È lui che sceglie, crea, decide il processo. E firma l'opera con un nome d'autore. 

Perché allora tanto parlare oggi di macchine che si vorrebbero artiste e scrittrici in proprio? Perché questo continuo straparlare di radicale novità nella creazione artistica e letteraria?

Meglio porre la domanda in un altro modo: Chi è che sostiene che con l'avvento dell'AI l'autore umano è sconfitto dalla macchina, 

si trasforma lo spazio modale della letteratura sfidando le nozioni tradizionali di autorialità, creatività e produzione letteraria? 

A sostenere queste baggianate sono 'esperti di AI', teorici dell''agentivitá'… Filosofi e massmediologi e computer scientist. Che non sanno nulla del processo creativo del poeta, del romanziere, del poeta, dell'artista in genere.
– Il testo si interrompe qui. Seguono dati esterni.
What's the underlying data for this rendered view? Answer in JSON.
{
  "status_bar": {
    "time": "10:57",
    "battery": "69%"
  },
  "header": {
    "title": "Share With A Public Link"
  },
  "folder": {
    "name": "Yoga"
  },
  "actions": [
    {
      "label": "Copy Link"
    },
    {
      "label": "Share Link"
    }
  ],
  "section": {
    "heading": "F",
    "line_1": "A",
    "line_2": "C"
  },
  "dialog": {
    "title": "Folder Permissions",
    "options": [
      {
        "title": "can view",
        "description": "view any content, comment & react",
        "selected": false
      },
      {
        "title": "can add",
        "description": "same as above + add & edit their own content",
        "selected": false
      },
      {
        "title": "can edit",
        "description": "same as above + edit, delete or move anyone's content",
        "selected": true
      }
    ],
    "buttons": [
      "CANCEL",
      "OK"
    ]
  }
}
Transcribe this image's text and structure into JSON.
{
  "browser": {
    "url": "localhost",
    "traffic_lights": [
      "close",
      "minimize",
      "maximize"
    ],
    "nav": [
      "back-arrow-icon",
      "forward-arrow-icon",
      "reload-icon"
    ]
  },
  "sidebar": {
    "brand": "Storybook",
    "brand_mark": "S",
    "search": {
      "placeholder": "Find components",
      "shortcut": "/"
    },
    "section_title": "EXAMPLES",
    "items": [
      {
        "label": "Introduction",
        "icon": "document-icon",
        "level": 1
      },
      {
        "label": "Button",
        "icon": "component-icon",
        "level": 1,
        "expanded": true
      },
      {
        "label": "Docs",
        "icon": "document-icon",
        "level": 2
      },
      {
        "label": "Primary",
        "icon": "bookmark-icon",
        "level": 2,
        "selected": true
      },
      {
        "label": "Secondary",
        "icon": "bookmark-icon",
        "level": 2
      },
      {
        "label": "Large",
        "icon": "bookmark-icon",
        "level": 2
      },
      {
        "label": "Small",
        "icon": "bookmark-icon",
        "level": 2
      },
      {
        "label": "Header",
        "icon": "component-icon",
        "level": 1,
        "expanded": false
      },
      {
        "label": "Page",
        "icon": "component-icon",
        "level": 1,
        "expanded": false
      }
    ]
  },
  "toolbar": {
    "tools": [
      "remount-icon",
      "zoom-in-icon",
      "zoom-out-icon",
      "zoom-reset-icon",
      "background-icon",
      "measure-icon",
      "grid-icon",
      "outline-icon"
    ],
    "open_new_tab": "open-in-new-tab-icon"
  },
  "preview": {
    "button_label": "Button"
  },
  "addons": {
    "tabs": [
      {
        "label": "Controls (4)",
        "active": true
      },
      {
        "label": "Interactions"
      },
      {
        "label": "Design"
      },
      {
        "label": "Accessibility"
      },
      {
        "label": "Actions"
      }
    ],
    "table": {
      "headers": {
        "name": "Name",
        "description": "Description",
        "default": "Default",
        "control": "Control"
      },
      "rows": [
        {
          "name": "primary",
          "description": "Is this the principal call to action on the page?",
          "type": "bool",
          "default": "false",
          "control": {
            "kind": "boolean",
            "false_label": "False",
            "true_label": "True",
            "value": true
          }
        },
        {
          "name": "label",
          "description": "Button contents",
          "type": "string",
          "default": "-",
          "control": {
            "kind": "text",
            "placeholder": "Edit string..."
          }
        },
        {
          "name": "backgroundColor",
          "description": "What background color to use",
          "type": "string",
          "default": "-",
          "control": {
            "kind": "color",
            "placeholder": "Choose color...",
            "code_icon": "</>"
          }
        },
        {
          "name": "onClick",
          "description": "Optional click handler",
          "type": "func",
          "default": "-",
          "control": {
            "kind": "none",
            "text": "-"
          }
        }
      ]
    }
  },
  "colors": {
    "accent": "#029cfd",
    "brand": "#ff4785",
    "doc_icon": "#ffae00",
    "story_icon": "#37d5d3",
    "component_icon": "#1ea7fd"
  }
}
Fuorviati dalle elucubrazioni di questi 'esperti di un certo tipo di macchina finiamo per credere che sia opera di questa macchina ciò che invece è opera nostra.

L'autore è chi firma l'opera.

L'artista che è veramente artista crea con qualsiasi mezzo vecchio o nuovo.

L'intelligenza artificiale è un mezzo nelle mani dell'artista come lo è la penna o il pennello.

Leggete i tre racconti, non ve ne pentirete.